Do look them up. They are omnibus bills, filled with all sorts of unrelated items, including a prohibition on signal-jamming devices, a prohibition on unauthorized assistance for commercial driver’s license exams, a repeal of Florida’s participation in the Southern States Energy Compact and the unlawful use of badges/indicia of authority. The merits of each section may be useful, but how can an elected official really keep track of all the pieces, and consider them properly, if the bill is a jumbled Tallahassee mess?
The bill has a disparagement clause in it, which has been highly controversial across party lines. It applies to any “agricultural food product,” which is defined as any agricultural or aquacultural commodity or product that is produced in this state for human consumption, “including any agricultural practices used in the production of such products.” “Disparagement” means “willful or malicious dissemination to the public in any manner of any false information” that an agricultural food product is not safe for human consumption. False information is that which is “not based on reliable, scientific facts and reliable, scientific data which the disseminator knows or should have known to be false.”
There are plenty of torts for false information in a business setting already. Is it safe to use human excrement on agricultural land? Or only okay if we call it a bio-solid and pass it off on citrus groves? Is it okay to say that turf made using sewage waste is making me sick? How much Roundup before you get sick? Which scientist decides?
We can all feel a bit of despair at the quality of our food production and the challenges ahead.
This week, however, came a bit of happiness and respite in the form of an empty field behind Coral Creek, where this editor walks his dogs. Somehow, a wild Everglades tomato plant showed up, fully grown. It had most probably escaped from a set of organic seeds purchased at ECHO Farms, a Fort Myers nonprofit working on worldwide issues of sustainable foods, and grown last summer.

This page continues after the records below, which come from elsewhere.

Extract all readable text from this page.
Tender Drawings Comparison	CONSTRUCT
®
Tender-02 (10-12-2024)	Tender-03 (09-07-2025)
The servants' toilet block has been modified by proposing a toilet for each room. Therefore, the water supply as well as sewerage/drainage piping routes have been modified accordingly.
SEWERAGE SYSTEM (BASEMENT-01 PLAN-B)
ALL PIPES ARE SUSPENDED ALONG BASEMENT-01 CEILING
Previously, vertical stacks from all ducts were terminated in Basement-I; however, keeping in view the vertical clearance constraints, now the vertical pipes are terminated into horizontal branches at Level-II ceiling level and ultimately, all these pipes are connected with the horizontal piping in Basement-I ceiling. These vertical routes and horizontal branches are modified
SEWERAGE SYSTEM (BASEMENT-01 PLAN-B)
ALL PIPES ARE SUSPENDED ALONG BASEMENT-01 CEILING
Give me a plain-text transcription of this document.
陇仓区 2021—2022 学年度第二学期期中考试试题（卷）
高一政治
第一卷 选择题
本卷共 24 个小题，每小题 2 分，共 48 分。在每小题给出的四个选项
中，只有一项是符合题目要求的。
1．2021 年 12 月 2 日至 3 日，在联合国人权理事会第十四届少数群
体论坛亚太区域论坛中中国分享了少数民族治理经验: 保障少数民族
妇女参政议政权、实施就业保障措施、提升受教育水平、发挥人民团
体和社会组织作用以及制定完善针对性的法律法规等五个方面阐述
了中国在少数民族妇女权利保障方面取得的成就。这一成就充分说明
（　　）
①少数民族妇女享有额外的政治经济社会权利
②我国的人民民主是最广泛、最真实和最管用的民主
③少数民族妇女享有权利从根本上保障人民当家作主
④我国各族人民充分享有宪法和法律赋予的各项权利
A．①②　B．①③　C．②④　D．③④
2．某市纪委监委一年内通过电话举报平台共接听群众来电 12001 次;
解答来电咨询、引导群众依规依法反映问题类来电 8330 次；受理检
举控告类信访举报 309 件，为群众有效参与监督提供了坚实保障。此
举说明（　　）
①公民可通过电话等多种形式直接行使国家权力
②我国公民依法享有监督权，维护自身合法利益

The tomatoes, while tiny like currants, were plump and as tasty as any old varietal. The plant did not like the freeze, but had survived splendidly. Solanum pimpinellifolium is too delicate to ship or sell, but it works well in yards and outside, too, year round.
Thinking about this situation, and the issue of the silencing of thought, reminds one of George Orwell, from his book, “Coming Up For Air.”
Orwell was a small farmer, and wrote:
“Why don’t people, instead of the idiocies they do spend their time on, just walk round looking at things?”